Wie wichtig sind den Hinterbliebenen Gedenktage wie der 1. November?

Für manche mag es mit Sicherheit wichtig sein, dass sie ein Grab besuchen, für andere hingegen nicht. Ich glaube, es ist heutzutage durch eine veränderte Bestattungskultur mit Friedwald oder Baumbestattungen auch eine veränderte Wahrnehmung für solche Feiertage eingetreten. Die Erinnerung ist oft zuhause präsent, man entscheidet sich ja bewusst für eine solche Form der Bestattung.

Im Herbst rücken Krankheit, Abschiednehmen und Tod ins Zentrum. Wäre es nicht sinnvoller, statt an einem speziellen Tag die Themen das ganze Jahr über aus der Tabuzone zu nehmen?

Es wäre natürlich schön, wenn Vergänglichkeit, Tod und Sterben in der Gesellschaft etwas mehr verankert wären. Aber das Thema wird ausgeblendet, solange bis man von der Realität eingeholt wird. Dann zieht es den meisten oft den Boden unter den Füßen weg und es macht sich eine gewisse Hilflosigkeit breit.

Merken Sie das auch bei den Hinterbliebenen, die Sie betreuen?

Ja, schon. Es kommt hin und wieder vor, dass mir Angehörige bei der Besprechung sagen, ich war noch nie auf einer Trauerfeier und dann fragen: Wie läuft das überhaupt ab? Manche wollen auch wissen, wie man die Trauerfeier am besten gestaltet. Sie erwarten sich Struktur, dass man ihnen Möglichkeiten aufzeigt, wie eine Trauerfeier ablaufen kann.

Schmunzeln ist erlaubt: Erlanger Trauerredner im Interview

Oft ist das auch Zeichen von Hilflosigkeit. . .

Natürlich, das bemerke ich immer wieder. Man war womöglich mit solchen Extremsituationen vorher nicht konfrontiert und weiß daher gar nicht, was auf einen zukommt.

Medizinisch weiß man inzwischen fast alles über das Sterben, und dennoch spricht man selten darüber. Woran liegt das?

Weil es etwas Unangenehmes, etwas Schmerzliches und auch etwas Endgültiges ist. Im Leben geht es normalerweise irgendwie immer weiter, in irgendeiner Form. Aber der Tod ist wirklich eine Zäsur. Es tut weh und mit unschönen Sachen beschäftigt sich keiner gern.

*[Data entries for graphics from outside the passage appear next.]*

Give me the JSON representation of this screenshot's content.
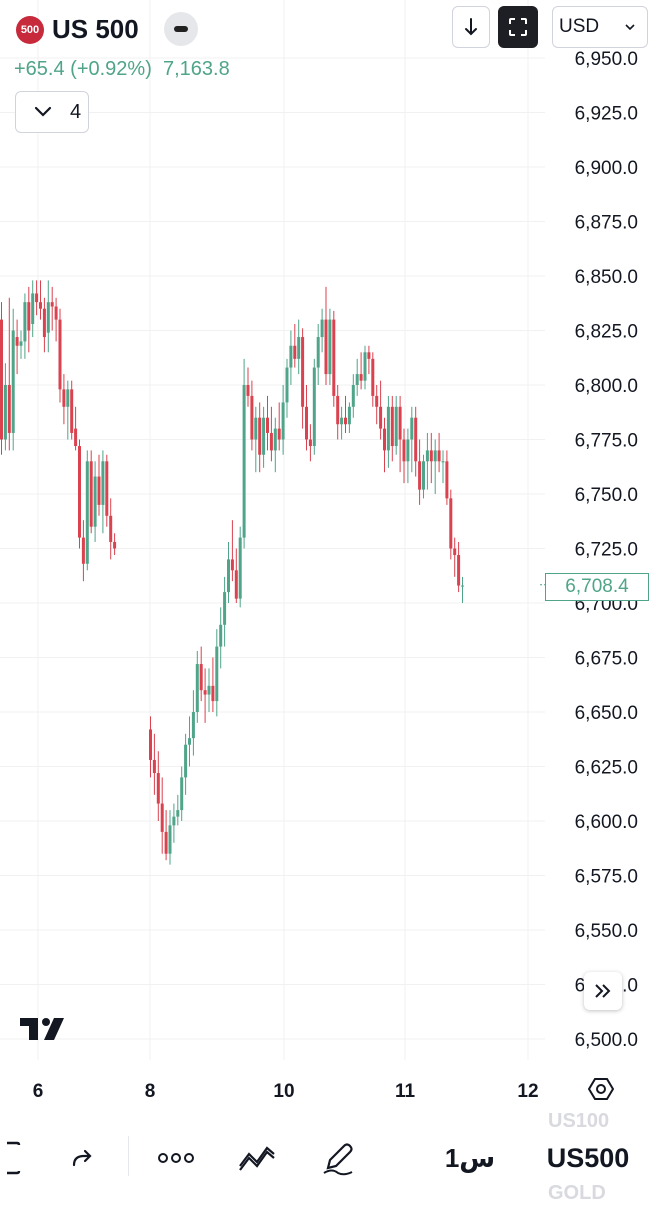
{
  "header": {
    "badge": "500",
    "symbol": "US 500",
    "change": "+65.4 (+0.92%)",
    "last_price": "7,163.8",
    "indicator_count": "4",
    "currency": "USD"
  },
  "price_label": "6,708.4",
  "bottom_bar": {
    "interval": "1س",
    "symbol": "US500",
    "ghost_above": "US100",
    "ghost_below": "GOLD"
  },
  "colors": {
    "up": "#4fa489",
    "down": "#d9424e",
    "grid": "#f0f1f3",
    "text": "#131722"
  },
  "icons": [
    "minus-icon",
    "chevron-down-icon",
    "download-icon",
    "fullscreen-icon",
    "double-chevron-right-icon",
    "tradingview-logo-icon",
    "gear-icon",
    "redo-icon",
    "more-icon",
    "indicators-icon",
    "pen-icon",
    "layout-icon"
  ],
  "chart_data": {
    "type": "candlestick",
    "y_ticks": [
      "6,950.0",
      "6,925.0",
      "6,900.0",
      "6,875.0",
      "6,850.0",
      "6,825.0",
      "6,800.0",
      "6,775.0",
      "6,750.0",
      "6,725.0",
      "6,700.0",
      "6,675.0",
      "6,650.0",
      "6,625.0",
      "6,600.0",
      "6,575.0",
      "6,550.0",
      "6,525.0",
      "6,500.0"
    ],
    "x_ticks": [
      "6",
      "8",
      "10",
      "11",
      "12"
    ],
    "ylim": [
      6490,
      6960
    ],
    "grid": true,
    "current_price": 6708.4,
    "segments": [
      [
        [
          6830,
          6838,
          6768,
          6775
        ],
        [
          6775,
          6810,
          6770,
          6800
        ],
        [
          6800,
          6840,
          6770,
          6778
        ],
        [
          6778,
          6835,
          6770,
          6825
        ],
        [
          6822,
          6830,
          6805,
          6818
        ],
        [
          6818,
          6825,
          6812,
          6820
        ],
        [
          6820,
          6842,
          6812,
          6838
        ],
        [
          6838,
          6845,
          6815,
          6825
        ],
        [
          6828,
          6848,
          6822,
          6842
        ],
        [
          6842,
          6848,
          6832,
          6838
        ],
        [
          6838,
          6848,
          6830,
          6835
        ],
        [
          6835,
          6840,
          6815,
          6822
        ],
        [
          6824,
          6848,
          6815,
          6838
        ],
        [
          6838,
          6845,
          6825,
          6836
        ],
        [
          6836,
          6840,
          6820,
          6830
        ],
        [
          6830,
          6835,
          6792,
          6798
        ],
        [
          6798,
          6805,
          6782,
          6790
        ],
        [
          6790,
          6802,
          6775,
          6798
        ],
        [
          6798,
          6802,
          6775,
          6778
        ],
        [
          6780,
          6790,
          6770,
          6772
        ],
        [
          6772,
          6775,
          6725,
          6730
        ],
        [
          6730,
          6738,
          6710,
          6718
        ],
        [
          6718,
          6770,
          6715,
          6765
        ],
        [
          6765,
          6770,
          6732,
          6735
        ],
        [
          6735,
          6765,
          6728,
          6758
        ],
        [
          6758,
          6768,
          6740,
          6745
        ],
        [
          6745,
          6770,
          6732,
          6765
        ],
        [
          6765,
          6768,
          6735,
          6740
        ],
        [
          6740,
          6748,
          6720,
          6728
        ],
        [
          6728,
          6732,
          6722,
          6725
        ]
      ],
      [
        [
          6642,
          6648,
          6620,
          6628
        ],
        [
          6628,
          6640,
          6612,
          6622
        ],
        [
          6622,
          6632,
          6600,
          6608
        ],
        [
          6608,
          6620,
          6585,
          6595
        ],
        [
          6595,
          6605,
          6582,
          6585
        ],
        [
          6585,
          6605,
          6580,
          6598
        ],
        [
          6598,
          6608,
          6590,
          6602
        ],
        [
          6602,
          6612,
          6598,
          6605
        ],
        [
          6605,
          6625,
          6600,
          6620
        ],
        [
          6620,
          6640,
          6612,
          6635
        ],
        [
          6635,
          6648,
          6625,
          6638
        ],
        [
          6638,
          6660,
          6630,
          6650
        ],
        [
          6650,
          6678,
          6645,
          6672
        ],
        [
          6672,
          6680,
          6655,
          6660
        ],
        [
          6660,
          6670,
          6645,
          6658
        ],
        [
          6658,
          6670,
          6650,
          6662
        ],
        [
          6662,
          6675,
          6650,
          6655
        ],
        [
          6655,
          6688,
          6648,
          6680
        ],
        [
          6680,
          6698,
          6670,
          6690
        ],
        [
          6690,
          6712,
          6680,
          6705
        ],
        [
          6705,
          6728,
          6700,
          6720
        ],
        [
          6720,
          6738,
          6710,
          6715
        ],
        [
          6715,
          6725,
          6700,
          6702
        ],
        [
          6702,
          6735,
          6698,
          6730
        ],
        [
          6730,
          6812,
          6725,
          6800
        ],
        [
          6800,
          6808,
          6790,
          6795
        ],
        [
          6795,
          6802,
          6770,
          6775
        ],
        [
          6775,
          6790,
          6760,
          6785
        ],
        [
          6785,
          6792,
          6760,
          6768
        ],
        [
          6768,
          6790,
          6762,
          6785
        ],
        [
          6785,
          6795,
          6770,
          6778
        ],
        [
          6778,
          6790,
          6765,
          6770
        ],
        [
          6770,
          6785,
          6760,
          6780
        ],
        [
          6780,
          6792,
          6770,
          6775
        ],
        [
          6775,
          6800,
          6768,
          6792
        ],
        [
          6792,
          6812,
          6785,
          6808
        ],
        [
          6808,
          6825,
          6800,
          6818
        ],
        [
          6818,
          6828,
          6808,
          6812
        ],
        [
          6812,
          6830,
          6805,
          6822
        ],
        [
          6822,
          6826,
          6780,
          6790
        ],
        [
          6790,
          6800,
          6770,
          6775
        ],
        [
          6775,
          6782,
          6765,
          6772
        ],
        [
          6772,
          6812,
          6768,
          6808
        ],
        [
          6808,
          6828,
          6800,
          6822
        ],
        [
          6822,
          6835,
          6815,
          6830
        ],
        [
          6830,
          6845,
          6800,
          6805
        ],
        [
          6805,
          6835,
          6800,
          6830
        ],
        [
          6830,
          6834,
          6790,
          6795
        ],
        [
          6795,
          6800,
          6775,
          6782
        ],
        [
          6782,
          6790,
          6775,
          6785
        ],
        [
          6785,
          6795,
          6778,
          6782
        ],
        [
          6782,
          6792,
          6778,
          6790
        ],
        [
          6790,
          6805,
          6785,
          6800
        ],
        [
          6800,
          6812,
          6795,
          6805
        ],
        [
          6805,
          6815,
          6798,
          6802
        ],
        [
          6802,
          6818,
          6798,
          6815
        ],
        [
          6815,
          6818,
          6805,
          6812
        ],
        [
          6812,
          6815,
          6790,
          6795
        ],
        [
          6795,
          6800,
          6782,
          6790
        ],
        [
          6790,
          6802,
          6775,
          6780
        ],
        [
          6780,
          6785,
          6760,
          6770
        ],
        [
          6770,
          6795,
          6762,
          6790
        ],
        [
          6790,
          6795,
          6765,
          6772
        ],
        [
          6772,
          6795,
          6768,
          6790
        ],
        [
          6790,
          6795,
          6760,
          6775
        ],
        [
          6775,
          6780,
          6755,
          6765
        ],
        [
          6765,
          6780,
          6755,
          6775
        ],
        [
          6775,
          6790,
          6760,
          6785
        ],
        [
          6785,
          6790,
          6758,
          6765
        ],
        [
          6765,
          6775,
          6745,
          6752
        ],
        [
          6752,
          6768,
          6748,
          6765
        ],
        [
          6765,
          6778,
          6752,
          6770
        ],
        [
          6770,
          6778,
          6755,
          6765
        ],
        [
          6765,
          6775,
          6750,
          6770
        ],
        [
          6770,
          6778,
          6760,
          6765
        ],
        [
          6765,
          6770,
          6755,
          6765
        ],
        [
          6765,
          6770,
          6745,
          6748
        ],
        [
          6748,
          6752,
          6720,
          6725
        ],
        [
          6725,
          6730,
          6712,
          6722
        ],
        [
          6722,
          6728,
          6705,
          6708
        ],
        [
          6708,
          6712,
          6700,
          6708
        ]
      ]
    ]
  }
}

Was möchten Hinterbliebene in Ihren Reden am Liebsten hören, wünschen sie sich eher Anekdoten?

Nach Anekdoten frage ich tatsächlich immer, weil sie der Trauerfeier ein bisschen die Schwere herausnehmen, dann kommt ein kleiner Schmunzler. Die meisten möchten eine Rede, die sehr persönlich und ganz nah an dem Verstorbenen angelehnt ist.

Was sagen Sie den Hinterbliebenen?

Ein Pfarrer kann Angehörigen mit dem Glauben an das ewige Leben Trost spenden. Aber was sagen Sie den Hinterbliebenen?

Es ist die Dankbarkeit für die gemeinsame Zeit.

Und das reicht den Hinterbliebenen?

Es ist die Dankbarkeit und die Erinnerungen an die gemeinsame Zeit. Wenn man diese Erinnerungen aufleben lässt, dann gibt es den Hinterbliebenen schon Halt und Trost.

Wie wird man denn überhaupt Trauerredner?

Eine klassische Ausbildung oder ein Studium zum Trauerredner gibt es nicht. Bei mir war es vor allem die Freude am Umgang mit Sprache und Stimme, die mich dazu gebracht hat. Den Angehörigen Halt und Kraft geben, ist mein größter Ansporn.

Haben Sie schon selbst den Tod eines nahen Angehörigen erlebt?

Von ganz nahen Angehörigen noch nicht. Aber wir haben uns in der Familie sehr intensiv über das Thema ausgetauscht.